I liked White Month when I was a kid. We made thousands buuz for the occasion. I wrote a little about buuz in my previous post. We used to freeze them outside as temperature drops to minus 25°C - 30°C during this period. The mission of my sister and I were keeping eye on them, counting, packing the frozen ones and report it to our mom like any other Mongolian kids. When it is dark you have to be very vigilant because of cats and dogs. As it is a very time consuming work the neighbors and friends helped each other. My older siblings used to bring their friends and my mom, who was very meticulous, examined and controlled every step. My sister and I fought to stay beside them to listen their conversation, jokes and anecdotes when it was time to go on our mission.

Then we prepared especial biscuits and cook uuts, a sheep's entire back with its tail that is enormous and full of fat.

And it is time for reconciliation and paying debts.

On the Bituun, the Tsagaan Sar's Eve, everybody cleans their houses and courtyards.

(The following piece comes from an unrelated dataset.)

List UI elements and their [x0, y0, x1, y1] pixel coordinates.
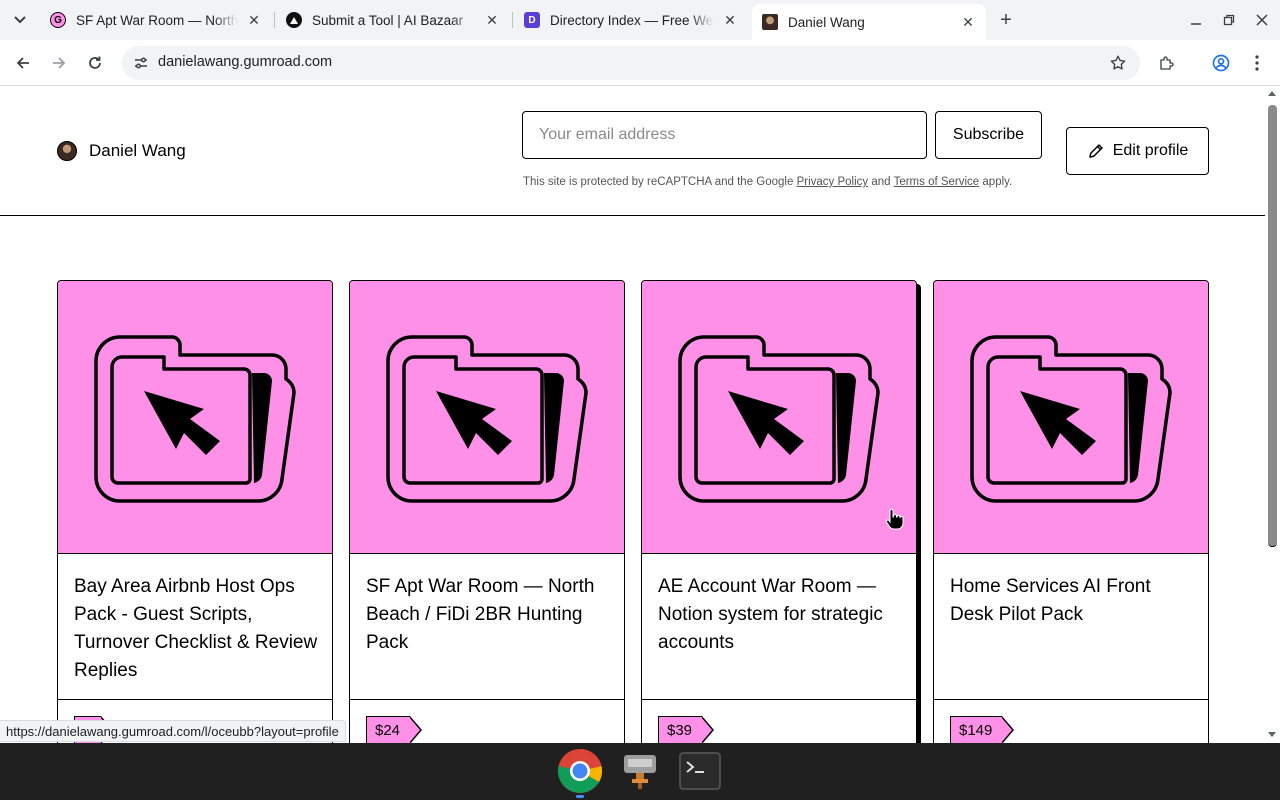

We get rid of everything considered bad. I loved the evening of Bituun. It was always especial for me!

Then the long-awaited Tsagaan sar, also the first day of spring arrives. Everybody gets up early, gets in their thirty-one (we wear our traditional costumes) and greets each other. We call it zolgolt as it is a special kind of greeting that is done during Tsagaan Sar. When two greet, both extend their arms, palms turned up, specially the younger ones. Younger family members support the elders at the elbows from below and the older family member kisses the other on both cheeks. Sometimes the greeting is done with Khadag, a symbolic blue scarf, through which we express our respect. The couples don't greet each other though.

And there the festivities start. People visit each other’s homes in order of age like youths go elders’ home to greet. We offer the guests milk tea first and then the other dishes like buuz, meats, salads etc whether they want or not. The hosts of the family generally provide gifts for the visitors. This way, the feast continues officially for three days, but in practice, it often goes on for much longer when family members travel long distances to greet one another. The elders' houses get full all day around.

During the Tsagaan Sar, some extra weight is inevitable. Imagine visiting at least 5 families during one day and eat dumplings each time. Refusing what they offer is not polite.

Happy White Month! Сар шинийн мэнд хүргэе!

PS: My English is limited. I am sorry for possible errors and misspellings! I started this blog thinking that writing would improve my language skills. Thank you for visiting!